Il caso del prestito dell'Uomo vitruviano

Domenico Cacopardo

Non è una questione secondaria: l’invio dell’Uomo vitruviano di Leonardo, delle Gallerie dell’Accademia, Venezia, al Louvre per la mostra dedicata al genio, in apertura il 24 ottobre, riguarda tutti noi, amanti dell’arte o semplici cittadini del bel Paese.
Il Tar del Veneto ha, l’altro giorno, sospeso il prestito dell’opera, fissando la decisione di merito per mercoledì prossimo 16 ottobre.
Due le questioni giuridiche sollevate dal tribunale amministrativo.

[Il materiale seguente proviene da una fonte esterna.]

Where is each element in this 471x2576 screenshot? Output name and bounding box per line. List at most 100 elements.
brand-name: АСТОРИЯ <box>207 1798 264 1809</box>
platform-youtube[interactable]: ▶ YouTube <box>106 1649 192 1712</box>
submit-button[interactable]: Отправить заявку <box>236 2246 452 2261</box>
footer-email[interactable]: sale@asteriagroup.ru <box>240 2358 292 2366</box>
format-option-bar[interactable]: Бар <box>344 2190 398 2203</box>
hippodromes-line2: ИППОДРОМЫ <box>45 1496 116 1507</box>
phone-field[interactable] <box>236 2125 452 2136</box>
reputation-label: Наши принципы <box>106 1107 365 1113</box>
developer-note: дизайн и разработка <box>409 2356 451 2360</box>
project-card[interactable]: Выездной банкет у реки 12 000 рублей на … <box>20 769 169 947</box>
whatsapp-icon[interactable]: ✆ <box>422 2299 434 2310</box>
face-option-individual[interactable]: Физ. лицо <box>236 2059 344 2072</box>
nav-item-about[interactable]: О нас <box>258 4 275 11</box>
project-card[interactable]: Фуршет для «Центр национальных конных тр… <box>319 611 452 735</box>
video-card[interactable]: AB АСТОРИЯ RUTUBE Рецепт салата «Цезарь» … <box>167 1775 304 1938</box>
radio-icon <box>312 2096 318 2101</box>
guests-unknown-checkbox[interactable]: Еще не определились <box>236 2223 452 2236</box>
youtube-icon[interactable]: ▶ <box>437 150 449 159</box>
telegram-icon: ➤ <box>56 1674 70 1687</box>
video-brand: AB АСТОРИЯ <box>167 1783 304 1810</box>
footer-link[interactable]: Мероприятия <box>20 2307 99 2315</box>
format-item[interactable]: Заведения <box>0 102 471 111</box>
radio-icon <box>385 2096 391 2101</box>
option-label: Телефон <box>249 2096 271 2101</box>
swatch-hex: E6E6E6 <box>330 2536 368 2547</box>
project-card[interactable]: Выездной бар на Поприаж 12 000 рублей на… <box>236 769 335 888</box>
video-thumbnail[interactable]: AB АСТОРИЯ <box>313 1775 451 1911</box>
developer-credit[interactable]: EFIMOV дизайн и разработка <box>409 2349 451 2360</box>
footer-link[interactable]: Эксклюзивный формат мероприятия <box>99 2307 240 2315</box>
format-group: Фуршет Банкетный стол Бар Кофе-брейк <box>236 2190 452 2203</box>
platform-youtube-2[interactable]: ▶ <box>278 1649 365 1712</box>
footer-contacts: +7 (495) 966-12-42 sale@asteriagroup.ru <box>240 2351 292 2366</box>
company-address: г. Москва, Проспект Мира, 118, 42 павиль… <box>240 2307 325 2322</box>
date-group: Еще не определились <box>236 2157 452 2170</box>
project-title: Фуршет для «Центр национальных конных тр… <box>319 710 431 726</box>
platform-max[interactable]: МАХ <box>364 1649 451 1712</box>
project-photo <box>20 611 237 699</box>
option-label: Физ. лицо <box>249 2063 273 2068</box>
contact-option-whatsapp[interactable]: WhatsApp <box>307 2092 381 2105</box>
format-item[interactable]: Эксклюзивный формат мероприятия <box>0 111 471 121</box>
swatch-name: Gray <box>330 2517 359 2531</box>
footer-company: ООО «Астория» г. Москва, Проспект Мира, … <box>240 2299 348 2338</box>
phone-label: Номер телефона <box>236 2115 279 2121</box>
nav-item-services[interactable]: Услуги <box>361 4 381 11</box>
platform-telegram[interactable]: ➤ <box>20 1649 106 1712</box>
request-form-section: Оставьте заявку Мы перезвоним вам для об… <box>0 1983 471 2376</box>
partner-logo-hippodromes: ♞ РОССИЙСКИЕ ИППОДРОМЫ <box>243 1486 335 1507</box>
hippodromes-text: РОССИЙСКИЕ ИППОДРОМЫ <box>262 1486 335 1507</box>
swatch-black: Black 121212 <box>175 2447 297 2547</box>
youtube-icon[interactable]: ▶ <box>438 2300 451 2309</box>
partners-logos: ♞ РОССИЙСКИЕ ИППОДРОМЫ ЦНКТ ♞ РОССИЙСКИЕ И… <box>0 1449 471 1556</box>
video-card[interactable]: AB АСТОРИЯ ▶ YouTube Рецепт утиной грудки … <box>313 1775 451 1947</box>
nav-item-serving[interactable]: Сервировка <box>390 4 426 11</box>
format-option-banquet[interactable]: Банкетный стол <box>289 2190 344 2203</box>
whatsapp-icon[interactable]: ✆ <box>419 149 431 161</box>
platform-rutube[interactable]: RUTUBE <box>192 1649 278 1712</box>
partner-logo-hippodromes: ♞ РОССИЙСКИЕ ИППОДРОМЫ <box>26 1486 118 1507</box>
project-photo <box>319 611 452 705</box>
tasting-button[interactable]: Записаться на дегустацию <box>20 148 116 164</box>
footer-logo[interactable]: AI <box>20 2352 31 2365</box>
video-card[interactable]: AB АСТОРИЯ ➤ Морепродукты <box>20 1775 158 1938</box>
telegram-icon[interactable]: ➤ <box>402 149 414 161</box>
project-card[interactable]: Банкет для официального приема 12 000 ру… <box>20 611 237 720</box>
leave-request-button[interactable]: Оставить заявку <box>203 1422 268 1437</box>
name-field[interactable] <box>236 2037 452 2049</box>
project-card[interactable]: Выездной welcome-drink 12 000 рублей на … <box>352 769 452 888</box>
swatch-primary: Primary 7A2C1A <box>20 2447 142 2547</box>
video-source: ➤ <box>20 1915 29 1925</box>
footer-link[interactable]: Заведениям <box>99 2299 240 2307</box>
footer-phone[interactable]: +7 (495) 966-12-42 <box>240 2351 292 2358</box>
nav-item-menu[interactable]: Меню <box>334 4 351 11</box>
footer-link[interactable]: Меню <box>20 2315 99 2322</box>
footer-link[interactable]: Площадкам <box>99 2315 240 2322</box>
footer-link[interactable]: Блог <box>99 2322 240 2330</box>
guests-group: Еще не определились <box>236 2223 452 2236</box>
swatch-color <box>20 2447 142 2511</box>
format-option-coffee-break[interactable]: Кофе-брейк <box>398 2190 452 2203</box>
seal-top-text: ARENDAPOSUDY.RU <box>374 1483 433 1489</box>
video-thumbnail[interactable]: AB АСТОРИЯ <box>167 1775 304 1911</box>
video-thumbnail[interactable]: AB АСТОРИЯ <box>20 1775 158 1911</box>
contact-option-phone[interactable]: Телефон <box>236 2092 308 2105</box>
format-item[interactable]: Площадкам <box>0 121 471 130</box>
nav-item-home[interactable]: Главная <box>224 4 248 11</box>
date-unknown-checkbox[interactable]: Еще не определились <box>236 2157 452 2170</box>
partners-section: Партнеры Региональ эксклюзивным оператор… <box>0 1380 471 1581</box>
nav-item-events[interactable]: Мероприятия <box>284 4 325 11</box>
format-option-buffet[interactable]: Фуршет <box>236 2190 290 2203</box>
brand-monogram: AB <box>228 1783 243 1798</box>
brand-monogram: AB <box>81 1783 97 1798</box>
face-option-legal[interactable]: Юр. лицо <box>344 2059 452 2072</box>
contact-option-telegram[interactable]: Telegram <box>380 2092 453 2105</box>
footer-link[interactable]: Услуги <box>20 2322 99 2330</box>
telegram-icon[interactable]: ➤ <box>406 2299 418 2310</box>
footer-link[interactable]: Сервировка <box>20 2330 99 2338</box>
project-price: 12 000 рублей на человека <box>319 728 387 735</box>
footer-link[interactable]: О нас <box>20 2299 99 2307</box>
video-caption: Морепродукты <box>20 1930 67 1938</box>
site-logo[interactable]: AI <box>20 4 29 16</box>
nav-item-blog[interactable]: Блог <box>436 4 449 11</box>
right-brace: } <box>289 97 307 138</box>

La prima: il decreto legislativo 22 gennaio 2004, numero  42, Codice dei beni culturali e del paesaggio, all’articolo 66 disciplina l’uscita temporanea di opere d’arte per manifestazioni in Italia e all’estero: « … 2. Non possono … uscire: a) i beni suscettibili di subire danni nel trasporto o nella permanenza in condizioni ambientali sfavorevoli; b) i beni che costituiscono il fondo principale di una determinata ed organica sezione di un museo, pinacoteca, galleria, archivio o biblioteca o di una collezione artistica o bibliografica.» 
Ed è questo il caso dell’Uomo vitruviano di Venezia, visto che entrambi i concetti si attagliano a quest’opera fondamentale nella storia dell’arte italiana: possibili danni da trasferimento e primazia della stessa nell’ambito della galleria in cui è custodita.
Il secondo punto è di natura istituzionale-burocratica. E non è secondario. Si tratta, infatti, dell’intesa firmata dai  ministri dei beni culturali italiano, Dario Franceschini, e francese, Françoise Nyssen  con la quale è stato stabilito che l’Italia presta alla Francia, per la mostra su Leonardo, appunto l’Uomo vitruviano. Scrive il Tar che, in questo caso, ci sarebbe stata una lesione del principio che distingue gli uffici dello Stato in organi di indirizzo e controllo e organi di attuazione e gestione. Franceschini sostiene di avere in mano pareri tecnici che favorevoli al prestito, ma dimentica il disposto dell’articolo 66 del Codice dei beni culturali qui riportato.
Però, normalmente, il museo che vuole esporre si rivolge al museo nel quale è custodita l’opera, chiedendola. Si sviluppano contatti ufficiali e ufficiosi e, quindi, si definisce la sua prestabilità, in termini esclusivamente tecnici.
Il caso di specie sembra, invece, iscriversi al lungo elenco di intese ministeriali, dopo le quali o durante le quali viene acquisito un parere, appunto, di portabilità: ennesima riprova dell’incontenibile voglia dei governi di disporre delle opere d’arte per utilizzarle come strumento della politica nazionale. Perciò, se questo caso, di grande risonanza internazionale, determinerà una decisione giudiziaria, una sentenza cioè, che stabilisca i termini dell’inderogabilità dell’articolo 66 e, quindi, la non prestabilità di un’opera che costituisce il fondo principale di una determinata e organica sezione di un museo, pinacoteca, galleria, archivio o biblioteca o di una collezione artistica o bibliografica, avremo fatto un passo avanti nell’impedire, civilmente, che la politica si impadronisca dei beni artistici e li utilizzi per i suoi, anche rispettabili, scopi.
Senza essere talebani, solo rispettosi della legge, dobbiamo ribadire: il trasferimento ammala dipinti e sculture; «Viaggino gli uomini non le opere d’arte»; e, sui prestiti, l’unico dominus sia il responsabile dell’istituzione proprietaria, custode o affidataria delle opere.